At that point, the committee chairman, Sen. Justin Jones, D-Las Vegas, interrupted Frey.

“That would not be the more grievous consequence,” Jones said sternly. “The most grievous consequence would be that they kill somebody, right?”

Jones and Sen. Ben Kieckhefer, R-Reno, who sponsored SB277, both have proposed legislation aimed at closing loopholes in reporting of the mentally ill to the gun background check system.

Their bills come in the wake of the Sandy Hook Elementary School shootings of 20 children by a mentally ill man in Connecticut last December.

In Carson City, a mentally ill gunman in 2011 killed four people in an IHOP restaurant and injured more than a dozen others. Both gunmen also killed themselves.

Kieckhefer, a gun owner, said he was trying to find a middle ground to prevent mentally ill people from buying guns, while protecting the rights of Nevadans to own firearms. He said “a middle ground might not exist.”

But he said the system now is flawed because mentally ill Nevadans are rarely reported to the gun background check system.

In 2012, he said, not one person was involuntarily committed to a psychiatric hospital in Northern Nevada out of 583 petitions for commitment that were filed by police, doctors or other health care authorities.

In Southern Nevada, he said 10 percent of the petitions filed result in involuntary commitments. In previous testimony on the bill, he put the number at 237 commitments out of 1,953 petitions filed in fiscal year 2012.

In many cases, the people are released within the first 72 hours of observation during psychiatric hospitalization. Or the people voluntarily commit themselves, which does not put them in the gun background check system.

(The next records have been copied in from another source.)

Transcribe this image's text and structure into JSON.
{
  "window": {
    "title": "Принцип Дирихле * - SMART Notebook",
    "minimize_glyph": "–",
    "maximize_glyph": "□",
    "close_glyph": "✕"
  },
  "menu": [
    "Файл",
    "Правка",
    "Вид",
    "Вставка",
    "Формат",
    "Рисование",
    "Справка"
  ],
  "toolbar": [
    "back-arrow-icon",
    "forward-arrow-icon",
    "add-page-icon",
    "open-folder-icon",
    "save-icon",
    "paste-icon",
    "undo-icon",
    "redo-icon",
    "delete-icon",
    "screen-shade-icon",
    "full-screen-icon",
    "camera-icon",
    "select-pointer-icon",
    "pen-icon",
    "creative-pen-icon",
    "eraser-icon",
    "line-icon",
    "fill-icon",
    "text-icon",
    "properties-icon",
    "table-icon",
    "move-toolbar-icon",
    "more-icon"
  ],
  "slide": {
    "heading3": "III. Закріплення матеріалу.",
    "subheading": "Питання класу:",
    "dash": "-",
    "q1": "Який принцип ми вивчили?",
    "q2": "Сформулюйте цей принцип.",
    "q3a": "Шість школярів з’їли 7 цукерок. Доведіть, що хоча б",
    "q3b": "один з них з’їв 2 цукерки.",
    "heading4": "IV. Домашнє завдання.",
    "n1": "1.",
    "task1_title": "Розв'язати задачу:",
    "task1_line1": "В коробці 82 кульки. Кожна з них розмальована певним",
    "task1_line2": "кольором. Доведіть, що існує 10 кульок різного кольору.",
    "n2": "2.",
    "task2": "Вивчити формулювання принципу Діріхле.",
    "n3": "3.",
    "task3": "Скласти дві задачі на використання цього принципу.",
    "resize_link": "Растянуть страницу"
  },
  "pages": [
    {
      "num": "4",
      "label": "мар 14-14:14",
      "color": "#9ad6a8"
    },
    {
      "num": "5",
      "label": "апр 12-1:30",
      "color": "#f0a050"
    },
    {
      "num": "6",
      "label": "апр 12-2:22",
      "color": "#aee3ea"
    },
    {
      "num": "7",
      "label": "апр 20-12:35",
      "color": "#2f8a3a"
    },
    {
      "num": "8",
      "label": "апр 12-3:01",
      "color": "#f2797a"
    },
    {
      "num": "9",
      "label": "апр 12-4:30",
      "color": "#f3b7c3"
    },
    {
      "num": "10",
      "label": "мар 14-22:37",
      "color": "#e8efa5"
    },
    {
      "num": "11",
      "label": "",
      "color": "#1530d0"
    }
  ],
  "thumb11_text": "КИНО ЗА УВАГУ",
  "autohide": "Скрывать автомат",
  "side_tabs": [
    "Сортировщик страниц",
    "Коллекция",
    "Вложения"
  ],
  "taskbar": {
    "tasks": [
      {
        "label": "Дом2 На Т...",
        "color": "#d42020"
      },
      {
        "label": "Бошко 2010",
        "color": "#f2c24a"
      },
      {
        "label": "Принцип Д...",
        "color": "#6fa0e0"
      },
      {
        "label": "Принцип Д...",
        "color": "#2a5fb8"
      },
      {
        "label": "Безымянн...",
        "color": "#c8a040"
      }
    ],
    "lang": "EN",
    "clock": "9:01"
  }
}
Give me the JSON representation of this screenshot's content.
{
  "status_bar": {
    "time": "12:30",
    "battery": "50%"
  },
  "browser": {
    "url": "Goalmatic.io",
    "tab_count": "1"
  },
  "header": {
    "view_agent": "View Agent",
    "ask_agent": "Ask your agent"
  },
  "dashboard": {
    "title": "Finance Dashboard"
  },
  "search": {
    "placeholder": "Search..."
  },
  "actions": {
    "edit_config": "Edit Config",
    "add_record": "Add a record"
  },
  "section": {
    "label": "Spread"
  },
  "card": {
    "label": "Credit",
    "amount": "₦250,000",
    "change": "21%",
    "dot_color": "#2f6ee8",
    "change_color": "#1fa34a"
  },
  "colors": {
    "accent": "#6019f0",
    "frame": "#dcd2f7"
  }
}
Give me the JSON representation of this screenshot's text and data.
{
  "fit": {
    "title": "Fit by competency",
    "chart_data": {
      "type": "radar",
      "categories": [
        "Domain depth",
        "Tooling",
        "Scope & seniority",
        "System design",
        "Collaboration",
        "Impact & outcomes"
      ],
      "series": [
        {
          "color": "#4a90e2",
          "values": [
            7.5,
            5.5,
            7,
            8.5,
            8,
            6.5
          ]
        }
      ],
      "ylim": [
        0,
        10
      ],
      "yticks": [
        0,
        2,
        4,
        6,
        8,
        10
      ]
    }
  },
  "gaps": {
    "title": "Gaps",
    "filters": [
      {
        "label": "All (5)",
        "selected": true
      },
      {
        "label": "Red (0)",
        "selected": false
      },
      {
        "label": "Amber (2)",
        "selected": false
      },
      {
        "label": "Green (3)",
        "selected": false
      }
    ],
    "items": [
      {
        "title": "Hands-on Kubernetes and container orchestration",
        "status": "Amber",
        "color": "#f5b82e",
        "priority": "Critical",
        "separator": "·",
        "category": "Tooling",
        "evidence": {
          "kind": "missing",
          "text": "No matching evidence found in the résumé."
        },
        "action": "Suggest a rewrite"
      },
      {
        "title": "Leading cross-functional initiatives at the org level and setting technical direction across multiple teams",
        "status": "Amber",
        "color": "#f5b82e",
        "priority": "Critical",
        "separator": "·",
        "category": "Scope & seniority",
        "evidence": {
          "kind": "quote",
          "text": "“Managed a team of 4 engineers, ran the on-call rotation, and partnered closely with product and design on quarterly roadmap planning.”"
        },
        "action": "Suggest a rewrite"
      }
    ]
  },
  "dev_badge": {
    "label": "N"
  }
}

In other cases, a judge continues the case for days, weeks or even months until the person is released because they’re no longer considered a danger to themselves or others. Relapse is possible, though.

“These are people who should not be allowed to get out of the hospital and purchase a gun,” Kieckhefer said.

Kieckhefer said he has been working with the public defender’s office and gun rights groups that object to the way the bill is written in hopes of amending the legislation so it can pass legal muster. He noted that the bill would allow people to have their gun rights restored through a legal process after they are no longer judged mentally ill.

He told the public defender he has been struggling with finding the right balance in the bill.

“The balance in this case has resulted in zero commitments to the state mental hospital in the past year” in Northern Nevada, he said. “So I don’t think that’s necessarily the right balance.”

Jones told Kieckhefer to return to the Senate committee for a work session on the bill on Thursday as a Friday midnight deadline looms for bills to pass out of committee of the house of origin.

If bills don’t pass by Friday, they will die in committee — unless they’re brought back in part or whole as amendments to other bills.

In other testimony, law enforcement officials supported Kieckhefer’s bill.

Gun rights advocates opposed the measure, objecting to what critics called a lack of due process.

“This bill could cause someone to lose their constitutional right merely based on the filing of a petition,” said Dan Reid of the National Rifle Association, who added the NRA is still working with Kieckhefer on the bill.